17 março 2013

O Príncipe da Névoa, de Carlos Ruiz Zafón

Considero Zafón um daqueles casos raros de autores em que a paixão e a vocação para a escrita ficam evidentes em cada fragmento de sua narrativa. Ao mesmo tempo, também, o leitor que já está habituado às suas obras identificará nelas, facilmente, as semelhanças sobre as quais tanto falam aqueles que afirmam que  todos os livros de um escritor, ainda que não pertençam a uma série, são a continuação da mesma história. Há quem chame tal evidência de estilo. E o estilo deste notável espanhol se faz pulsante ao longo de O Príncipe da Névoa, um dos romances que compõem suas contribuições para o gênero juvenil, ao lado de Marina, por exemplo, recentemente publicado no Brasil pela Suma de Letras.
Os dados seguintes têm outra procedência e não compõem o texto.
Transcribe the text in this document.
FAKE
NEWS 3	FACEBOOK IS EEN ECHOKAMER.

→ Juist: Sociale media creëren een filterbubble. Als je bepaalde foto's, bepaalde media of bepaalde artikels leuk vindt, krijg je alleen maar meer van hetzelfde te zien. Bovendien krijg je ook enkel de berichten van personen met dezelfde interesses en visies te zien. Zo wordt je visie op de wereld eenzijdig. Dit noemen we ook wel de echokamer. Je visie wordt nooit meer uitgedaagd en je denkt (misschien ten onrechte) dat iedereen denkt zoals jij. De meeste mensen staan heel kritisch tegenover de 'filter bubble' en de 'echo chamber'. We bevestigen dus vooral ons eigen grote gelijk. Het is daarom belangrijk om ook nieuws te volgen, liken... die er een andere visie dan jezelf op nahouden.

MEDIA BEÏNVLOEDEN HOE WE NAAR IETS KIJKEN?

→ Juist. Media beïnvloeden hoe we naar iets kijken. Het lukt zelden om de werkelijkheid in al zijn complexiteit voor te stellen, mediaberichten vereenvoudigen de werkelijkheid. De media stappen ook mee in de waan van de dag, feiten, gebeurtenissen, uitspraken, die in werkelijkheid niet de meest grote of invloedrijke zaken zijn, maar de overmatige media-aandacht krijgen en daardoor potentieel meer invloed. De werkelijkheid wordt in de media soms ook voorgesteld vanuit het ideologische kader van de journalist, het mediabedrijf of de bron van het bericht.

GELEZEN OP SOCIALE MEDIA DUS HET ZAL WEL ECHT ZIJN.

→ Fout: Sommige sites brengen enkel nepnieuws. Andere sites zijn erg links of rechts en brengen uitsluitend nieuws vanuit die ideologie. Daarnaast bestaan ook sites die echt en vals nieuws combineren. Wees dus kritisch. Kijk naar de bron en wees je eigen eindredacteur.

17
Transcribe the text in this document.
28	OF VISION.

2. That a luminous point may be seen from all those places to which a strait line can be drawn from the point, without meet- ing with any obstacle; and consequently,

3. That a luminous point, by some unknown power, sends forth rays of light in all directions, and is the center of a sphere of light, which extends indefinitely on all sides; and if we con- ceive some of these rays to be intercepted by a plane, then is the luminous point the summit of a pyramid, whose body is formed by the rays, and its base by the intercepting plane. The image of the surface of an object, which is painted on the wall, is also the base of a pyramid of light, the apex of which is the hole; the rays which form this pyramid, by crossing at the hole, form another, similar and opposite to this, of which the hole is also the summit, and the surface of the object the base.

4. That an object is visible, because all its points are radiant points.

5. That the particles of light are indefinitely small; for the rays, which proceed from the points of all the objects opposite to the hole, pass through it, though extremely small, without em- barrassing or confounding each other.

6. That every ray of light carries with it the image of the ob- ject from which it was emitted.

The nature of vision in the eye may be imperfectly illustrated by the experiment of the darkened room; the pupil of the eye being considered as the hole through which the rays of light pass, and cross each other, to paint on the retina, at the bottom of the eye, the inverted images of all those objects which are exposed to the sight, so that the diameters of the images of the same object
O protagonista da vez é Max Carver, um garoto que se muda juntamente com a família para uma tranquila cidade litorânea, em decorrência da tensão vivida em toda a Espanha pela guerra, no ano de 1943. A casa que lá passam a chamar de lar, no entanto, apresenta algumas peculiaridades que intrigam seus moradores: um gato estranho e vigilante que tem um gosto por coisas mórbidas e é adotado pela irmã caçula do protagonista, Irina; sons horripilantes de vozes que ecoam nos quartos; fitas deixadas pelos antigos moradores que mostram a infância de um garoto que faleceu na cidade e, principalmente, um jardim de estátuas abandonado que tem uma trupe de artistas de circo esculpidos de maneira assustadora. Como se não bastassem as excentricidades da vila, há ainda um barco naufragado, evitado até pela vida marinha, o qual foi fruto de um acidente em que todos os tripulantes morreram, menos um engenheiro que cuida do farol da cidade.
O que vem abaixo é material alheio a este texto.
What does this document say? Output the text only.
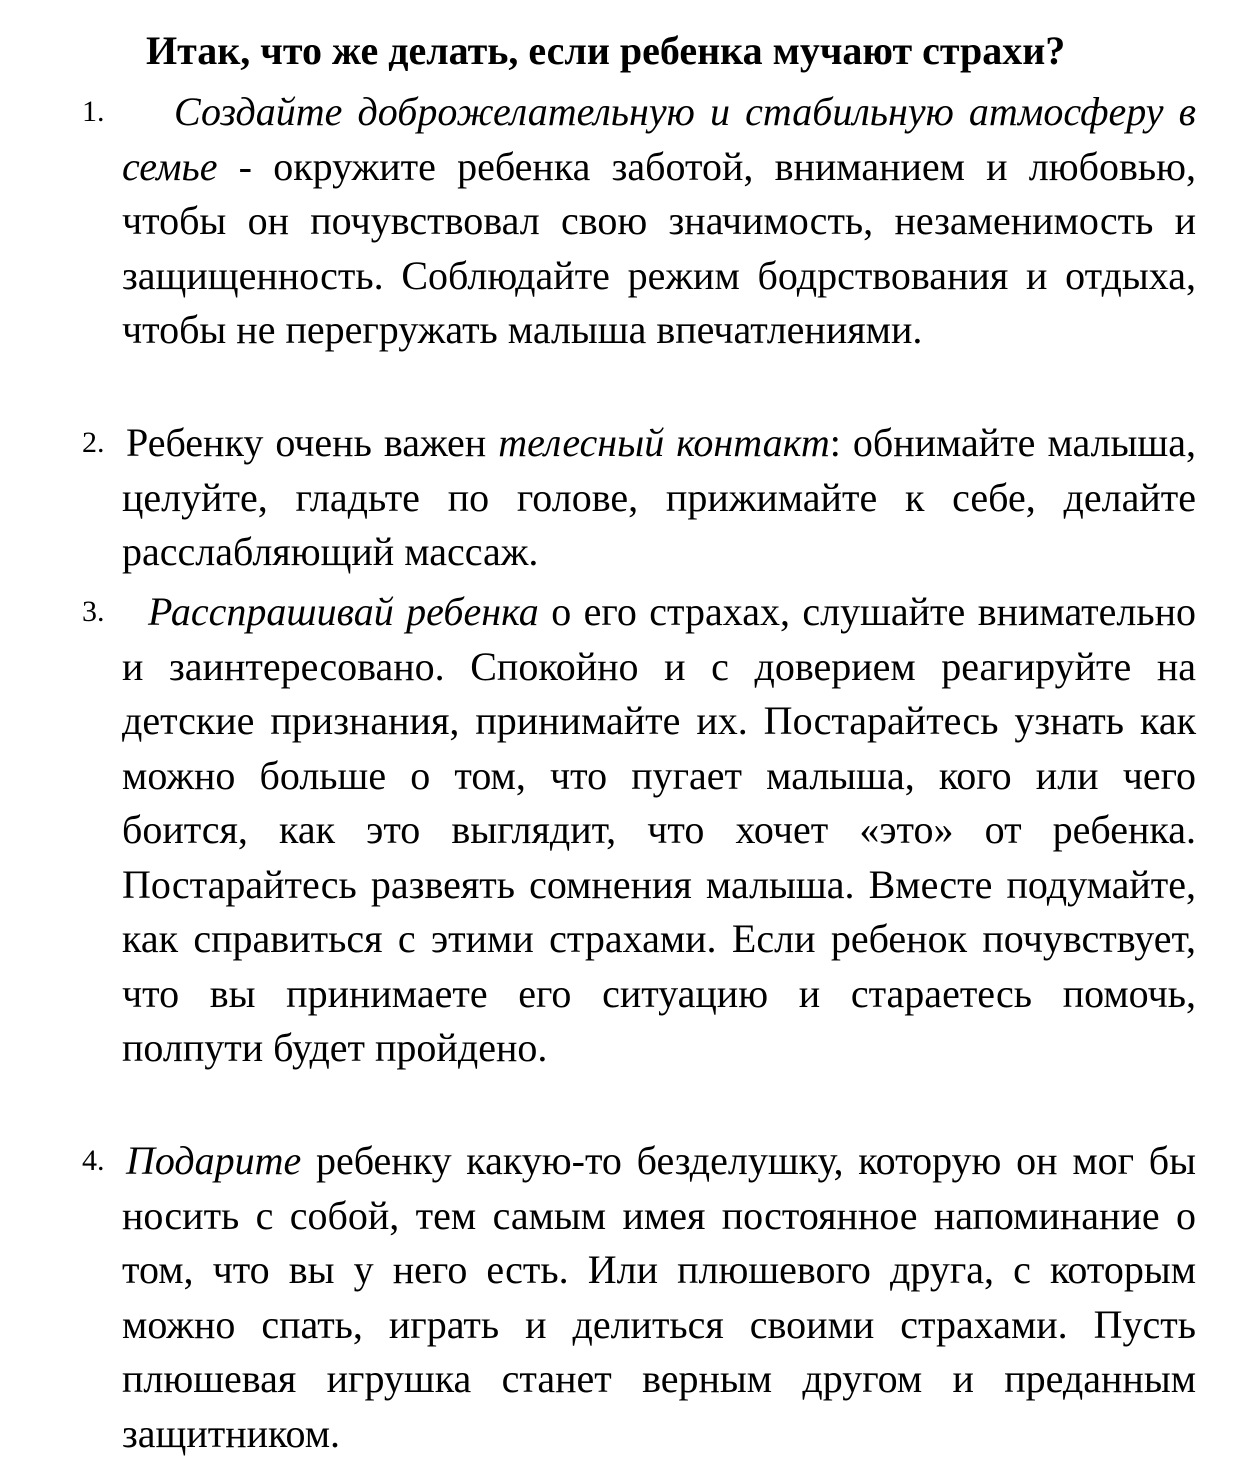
Итак, что же делать, если ребенка мучают страхи?
1.	Создайте доброжелательную и стабильную атмосферу в семье - окружите ребенка заботой, вниманием и любовью, чтобы он почувствовал свою значимость, незаменимость и защищенность. Соблюдайте режим бодрствования и отдыха, чтобы не перегружать малыша впечатлениями.
2. Ребенку очень важен телесный контакт: обнимайте малыша, целуйте, гладьте по голове, прижимайте к себе, делайте расслабляющий массаж.
3.	Расспрашивай ребенка о его страхах, слушайте внимательно и заинтересовано. Спокойно и с доверием реагируйте на детские признания, принимайте их. Постарайтесь узнать как можно больше о том, что пугает малыша, кого или чего боится, как это выглядит, что хочет «это» от ребенка. Постарайтесь развеять сомнения малыша. Вместе подумайте, как справиться с этими страхами. Если ребенок почувствует, что вы принимаете его ситуацию и стараетесь помочь, полпути будет пройдено.
4. Подарите ребенку какую-то безделушку, которую он мог бы носить с собой, тем самым имея постоянное напоминание о том, что вы у него есть. Или плюшевого друга, с которым можно спать, играть и делиться своими страхами. Пусть плюшевая игрушка станет верным другом и преданным защитником.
Max, com o tempo, ao lado de sua irmã Alicia e do amigo de ambos, Roland, descobrirá que todos esses fatos anormais talvez tenham uma forte ligação entre si. Esta, por sua vez, os conduzirá à misteriosa figura do Príncipe da Névoa. E o clima sombrio dos juvenis do autor está aí novamente.
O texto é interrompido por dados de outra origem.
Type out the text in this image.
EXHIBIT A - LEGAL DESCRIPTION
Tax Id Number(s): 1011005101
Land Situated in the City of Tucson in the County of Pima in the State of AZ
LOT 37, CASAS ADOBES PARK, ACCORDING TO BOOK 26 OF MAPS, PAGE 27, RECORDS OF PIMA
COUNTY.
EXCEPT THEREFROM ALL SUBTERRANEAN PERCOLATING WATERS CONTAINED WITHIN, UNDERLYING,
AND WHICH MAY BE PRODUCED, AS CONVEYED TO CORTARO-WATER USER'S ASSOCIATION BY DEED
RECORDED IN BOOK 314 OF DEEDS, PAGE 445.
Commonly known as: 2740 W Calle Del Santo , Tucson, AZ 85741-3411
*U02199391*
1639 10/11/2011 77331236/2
"Max tinha lido uma vez, num dos livros do pai, que certas imagens da infância ficam gravadas no álbum da mente como fotografias, como cenários aos quais, não importa o tempo que passe, a pessoa sempre volta e nunca esquece. Max compreendeu o sentido daquelas palavras na primeira vez em que viu o mar."
p. 12
Embora traçar paralelos entre obras seja, de um ponto de vista crítico, injusto, é inevitável falar de Carlos Ruiz Zafón e não ligar suas histórias umas às outras. E conclui-se daí que o que as diferencia, naturalmente, além dos próprios enredos, é a maturidade do escritor em cada fase literária. O Príncipe da Névoa, no caso, faz parte da sua tríade de obras juvenis e tem um significado especial por ser a primeira publicação do autor. O que é visível, todavia, é que sua criação ainda tinha um longo caminho dedicado à evolução.

Fazendo uma síntese geral das características deste livro, é evidente a aura obscura que existe por trás de cada fato. Simplesmente porque, como já comentei aqui em outras resenhas, o juvenil de Zafón não é o tipo convencional pelo qual o leitor aguarda, isto sem se falar naquele mistério e no terror especial que muitas vezes surpreendem enquanto os acontecimentos se destrincham. Neste O Príncipe da Névoa, agradou-me especialmente a composição bem feita dos cenários, como o das casa e o da cidade, que criaram uma situação propícia para sentirmos na pele os mesmos receios e medos de Max, sem a Barcelona de todos os dias, que é lugar-comum em outras obras de sua autoria.

Das personagens, neste caso, difícil não simpatizar com a figura de Roland, um jovem morador da vila que faz amizade com o protagonista e logo se envolve romanticamente com uma de suas irmãs. Tudo com aquele gosto doce de euforia e primeiro amor. Em se tratando do nosso herói, a sagacidade lhe rende bons momentos de descobertas. Não é, definitivamente, o tipo de personagem que demora para ligar os fatos. Muito pelo contrário, na verdade. O destaque, todavia, fica com a persona que dá nome ao livro. Uma figura construída de maneira mística e até diabólica, que intriga e traz à tona aquilo que há de melhor no estilo do autor.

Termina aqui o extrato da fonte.